In March, Clarke was captain of an Australia team in crisis with as many off-field problems as they had on it and soon to lose their coach after a 4-0 series drubbing in India.
In August having conceded a third straight Ashes series to the English, he was in charge of a team that had played 10 tests, lost seven, drawn two and won one in 2013.
On Tuesday, though, he was celebrating winning back the earthenware symbol of Anglo-Australian sporting rivalry with emphatic victories in the first three tests of the series.
“I can only put it down to hard work,” he told reporters. “The way the guys have trained and prepared, that’s not just batting in the nets or bowling in the nets. The guys are fitter, they’re stronger. “Mentally they’re certainly as well prepared for opposition players as possible. Then the work they’re doing in the nets. It all adds up.”
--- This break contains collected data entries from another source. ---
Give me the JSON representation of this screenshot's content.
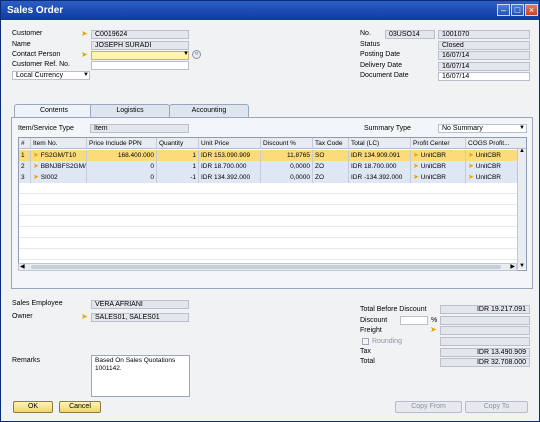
{
  "window": {
    "title": "Sales Order"
  },
  "header_left": {
    "customer_label": "Customer",
    "customer_value": "C0019624",
    "name_label": "Name",
    "name_value": "JOSEPH SURADI",
    "contact_label": "Contact Person",
    "contact_value": "",
    "ref_label": "Customer Ref. No.",
    "ref_value": "",
    "currency_value": "Local Currency"
  },
  "header_right": {
    "no_label": "No.",
    "series_value": "03USO14",
    "doc_number": "1001070",
    "status_label": "Status",
    "status_value": "Closed",
    "posting_label": "Posting Date",
    "posting_value": "16/07/14",
    "delivery_label": "Delivery Date",
    "delivery_value": "16/07/14",
    "docdate_label": "Document Date",
    "docdate_value": "16/07/14"
  },
  "tabs": [
    "Contents",
    "Logistics",
    "Accounting"
  ],
  "contents": {
    "item_type_label": "Item/Service Type",
    "item_type_value": "Item",
    "summary_label": "Summary Type",
    "summary_value": "No Summary"
  },
  "grid": {
    "columns": [
      "#",
      "Item No.",
      "Price Include PPN",
      "Quantity",
      "Unit Price",
      "Discount %",
      "Tax Code",
      "Total (LC)",
      "Profit Center",
      "COGS Profit..."
    ],
    "rows": [
      [
        "1",
        "FS2GM/T10",
        "168.400.000",
        "1",
        "IDR 153.090.909",
        "11,8765",
        "SO",
        "IDR 134.909.091",
        "UnitCBR",
        "UnitCBR"
      ],
      [
        "2",
        "BBNJBFS2GM/",
        "0",
        "1",
        "IDR 18.700.000",
        "0,0000",
        "ZO",
        "IDR 18.700.000",
        "UnitCBR",
        "UnitCBR"
      ],
      [
        "3",
        "SI002",
        "0",
        "-1",
        "IDR 134.392.000",
        "0,0000",
        "ZO",
        "IDR -134.392.000",
        "UnitCBR",
        "UnitCBR"
      ]
    ]
  },
  "footer_left": {
    "employee_label": "Sales Employee",
    "employee_value": "VERA AFRIANI",
    "owner_label": "Owner",
    "owner_value": "SALES01, SALES01",
    "remarks_label": "Remarks",
    "remarks_value": "Based On Sales Quotations 1001142."
  },
  "totals": {
    "before_label": "Total Before Discount",
    "before_value": "IDR 19.217.091",
    "discount_label": "Discount",
    "discount_pct_symbol": "%",
    "freight_label": "Freight",
    "rounding_label": "Rounding",
    "tax_label": "Tax",
    "tax_value": "IDR 13.490.909",
    "total_label": "Total",
    "total_value": "IDR 32.708.000"
  },
  "buttons": {
    "ok": "OK",
    "cancel": "Cancel",
    "copy_from": "Copy From",
    "copy_to": "Copy To"
  }
}
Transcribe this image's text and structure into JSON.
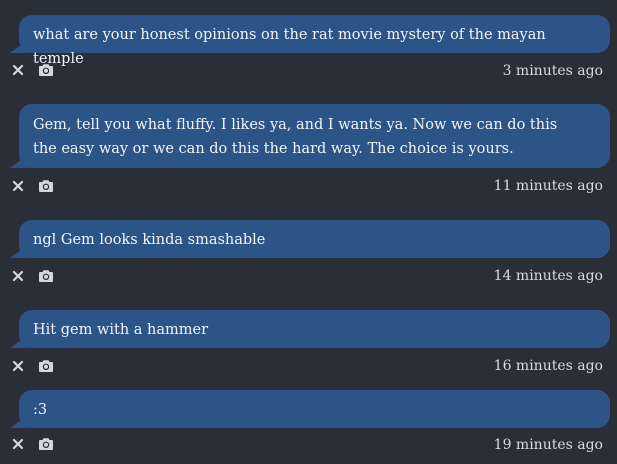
{
  "colors": {
    "background": "#292e38",
    "bubble": "#2c5487",
    "bubble_text": "#f2f4f8",
    "meta_text": "#d7dbe2",
    "icon": "#d4d7dd"
  },
  "messages": [
    {
      "text": "what are your honest opinions on the rat movie mystery of the mayan temple",
      "timestamp": "3 minutes ago",
      "icons": [
        "close-icon",
        "camera-icon"
      ]
    },
    {
      "text": "Gem, tell you what fluffy. I likes ya, and I wants ya. Now we can do this the easy way or we can do this the hard way. The choice is yours.",
      "timestamp": "11 minutes ago",
      "icons": [
        "close-icon",
        "camera-icon"
      ]
    },
    {
      "text": "ngl Gem looks kinda smashable",
      "timestamp": "14 minutes ago",
      "icons": [
        "close-icon",
        "camera-icon"
      ]
    },
    {
      "text": "Hit gem with a hammer",
      "timestamp": "16 minutes ago",
      "icons": [
        "close-icon",
        "camera-icon"
      ]
    },
    {
      "text": ":3",
      "timestamp": "19 minutes ago",
      "icons": [
        "close-icon",
        "camera-icon"
      ]
    }
  ]
}
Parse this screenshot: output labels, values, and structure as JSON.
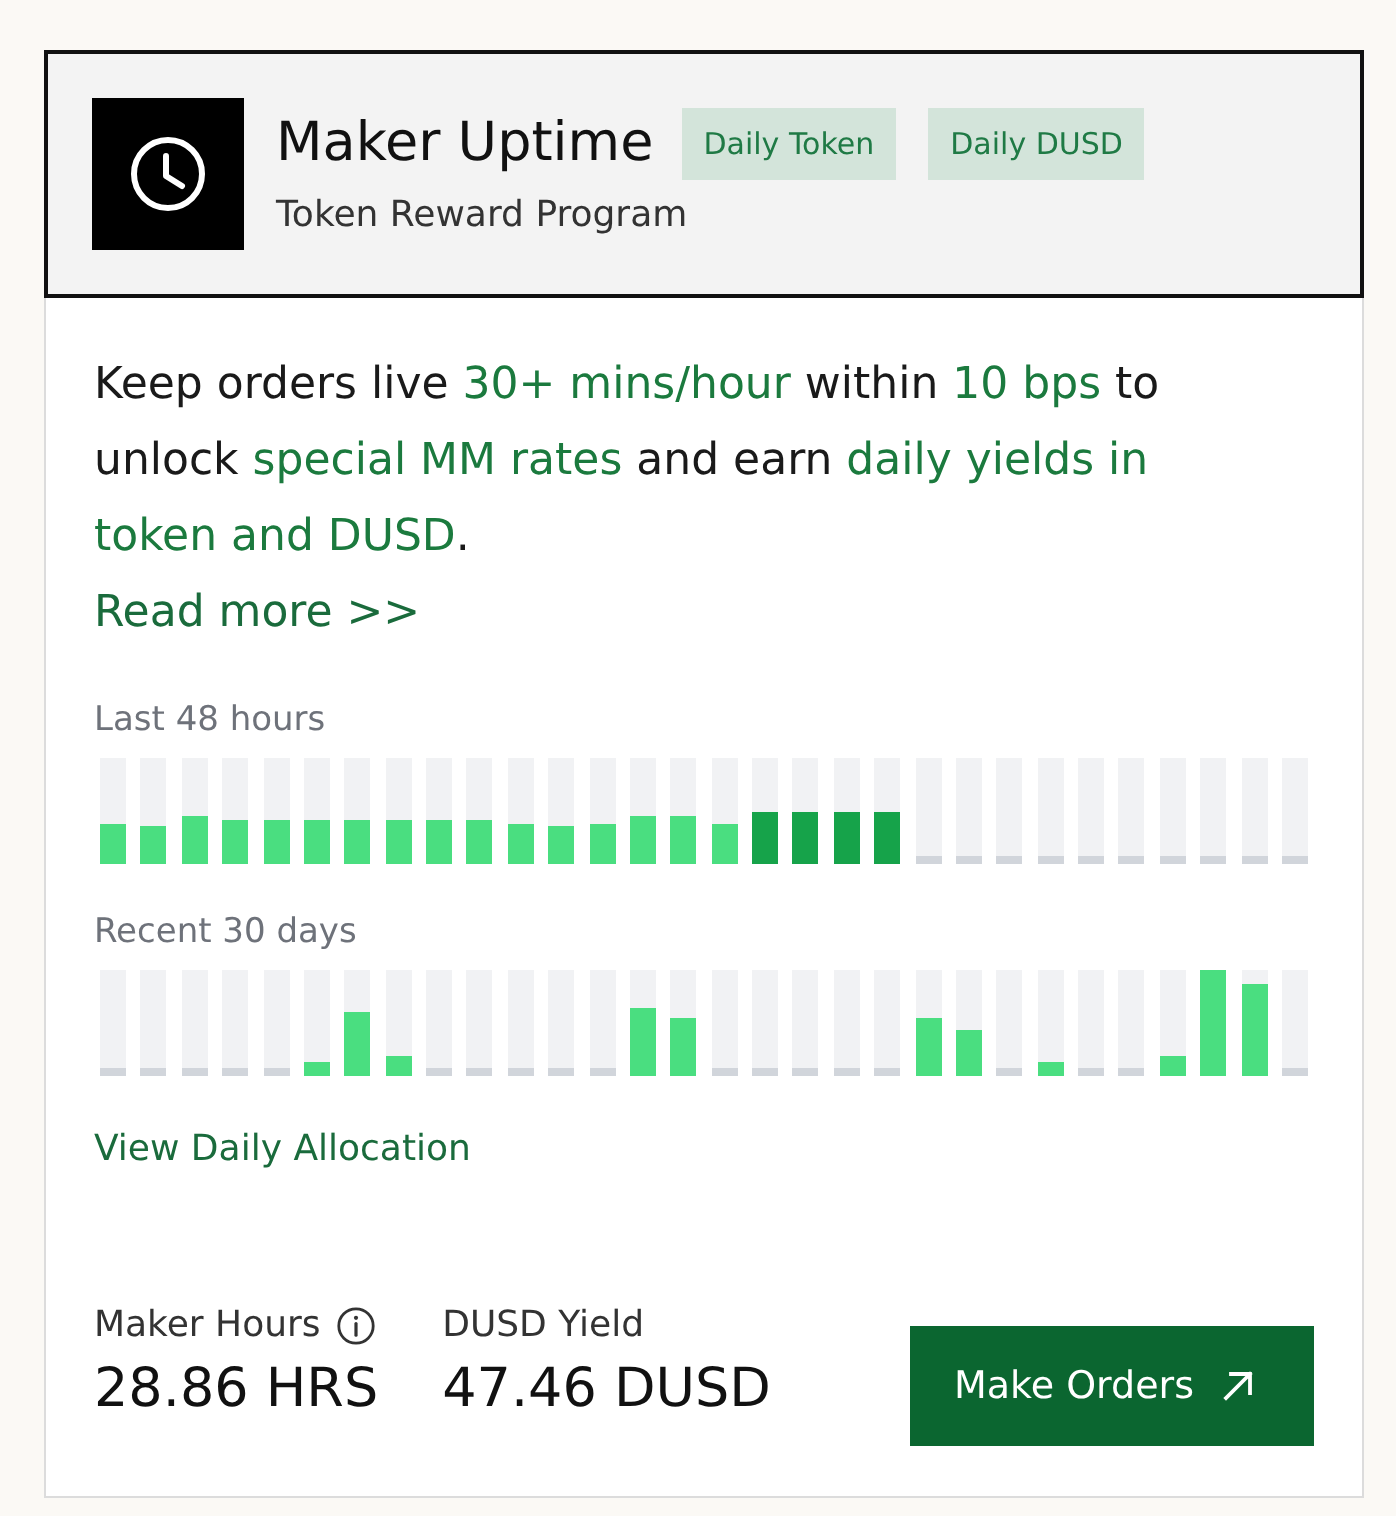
{
  "header": {
    "title": "Maker Uptime",
    "tags": [
      "Daily Token",
      "Daily DUSD"
    ],
    "subtitle": "Token Reward Program"
  },
  "description": [
    {
      "text": "Keep orders live ",
      "highlight": false
    },
    {
      "text": "30+ mins/hour",
      "highlight": true
    },
    {
      "text": " within ",
      "highlight": false
    },
    {
      "text": "10 bps",
      "highlight": true
    },
    {
      "text": " to unlock ",
      "highlight": false
    },
    {
      "text": "special MM rates",
      "highlight": true
    },
    {
      "text": " and earn ",
      "highlight": false
    },
    {
      "text": "daily yields in token and DUSD",
      "highlight": true
    },
    {
      "text": ".",
      "highlight": false
    }
  ],
  "read_more": "Read more >>",
  "uptime_charts": [
    {
      "label": "Last 48 hours",
      "bars": [
        {
          "level": 0.38,
          "color": "#4ade80"
        },
        {
          "level": 0.35,
          "color": "#4ade80"
        },
        {
          "level": 0.46,
          "color": "#4ade80"
        },
        {
          "level": 0.42,
          "color": "#4ade80"
        },
        {
          "level": 0.42,
          "color": "#4ade80"
        },
        {
          "level": 0.42,
          "color": "#4ade80"
        },
        {
          "level": 0.42,
          "color": "#4ade80"
        },
        {
          "level": 0.42,
          "color": "#4ade80"
        },
        {
          "level": 0.42,
          "color": "#4ade80"
        },
        {
          "level": 0.42,
          "color": "#4ade80"
        },
        {
          "level": 0.38,
          "color": "#4ade80"
        },
        {
          "level": 0.35,
          "color": "#4ade80"
        },
        {
          "level": 0.38,
          "color": "#4ade80"
        },
        {
          "level": 0.46,
          "color": "#4ade80"
        },
        {
          "level": 0.46,
          "color": "#4ade80"
        },
        {
          "level": 0.38,
          "color": "#4ade80"
        },
        {
          "level": 0.5,
          "color": "#16a34a"
        },
        {
          "level": 0.5,
          "color": "#16a34a"
        },
        {
          "level": 0.5,
          "color": "#16a34a"
        },
        {
          "level": 0.5,
          "color": "#16a34a"
        },
        {
          "level": 0
        },
        {
          "level": 0
        },
        {
          "level": 0
        },
        {
          "level": 0
        },
        {
          "level": 0
        },
        {
          "level": 0
        },
        {
          "level": 0
        },
        {
          "level": 0
        },
        {
          "level": 0
        },
        {
          "level": 0
        }
      ]
    },
    {
      "label": "Recent 30 days",
      "bars": [
        {
          "level": 0
        },
        {
          "level": 0
        },
        {
          "level": 0
        },
        {
          "level": 0
        },
        {
          "level": 0
        },
        {
          "level": 0.14,
          "color": "#4ade80"
        },
        {
          "level": 0.61,
          "color": "#4ade80"
        },
        {
          "level": 0.18,
          "color": "#4ade80"
        },
        {
          "level": 0
        },
        {
          "level": 0
        },
        {
          "level": 0
        },
        {
          "level": 0
        },
        {
          "level": 0
        },
        {
          "level": 0.65,
          "color": "#4ade80"
        },
        {
          "level": 0.54,
          "color": "#4ade80"
        },
        {
          "level": 0
        },
        {
          "level": 0
        },
        {
          "level": 0
        },
        {
          "level": 0
        },
        {
          "level": 0
        },
        {
          "level": 0.54,
          "color": "#4ade80"
        },
        {
          "level": 0.43,
          "color": "#4ade80"
        },
        {
          "level": 0
        },
        {
          "level": 0.14,
          "color": "#4ade80"
        },
        {
          "level": 0
        },
        {
          "level": 0
        },
        {
          "level": 0.18,
          "color": "#4ade80"
        },
        {
          "level": 1,
          "color": "#4ade80"
        },
        {
          "level": 0.87,
          "color": "#4ade80"
        },
        {
          "level": 0
        }
      ]
    }
  ],
  "allocation_link": "View Daily Allocation",
  "stats": [
    {
      "label": "Maker Hours",
      "value": "28.86 HRS",
      "info": true
    },
    {
      "label": "DUSD Yield",
      "value": "47.46 DUSD",
      "info": false
    }
  ],
  "action_button": "Make Orders"
}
Clarke, who keeps to his line in news conferences as well as his bowlers did in the 150-run victory at the WACA which sealed one of the best moments of his 100-test career, warmed to his theme.
“If you don’t have success, if you’re not performing as you’d like as an individual player or as a team, you get to a place where you get sick of losing, or sick of not getting runs, or not taking wickets,” he added.
“You find a way to turn it around. And the only way to turn it around is through lots of hard work. Lots of dedication and lots of sacrifice and throughout this series.”
“Individual players have put the team first on every occasion and that’s why we sit here as winners today.”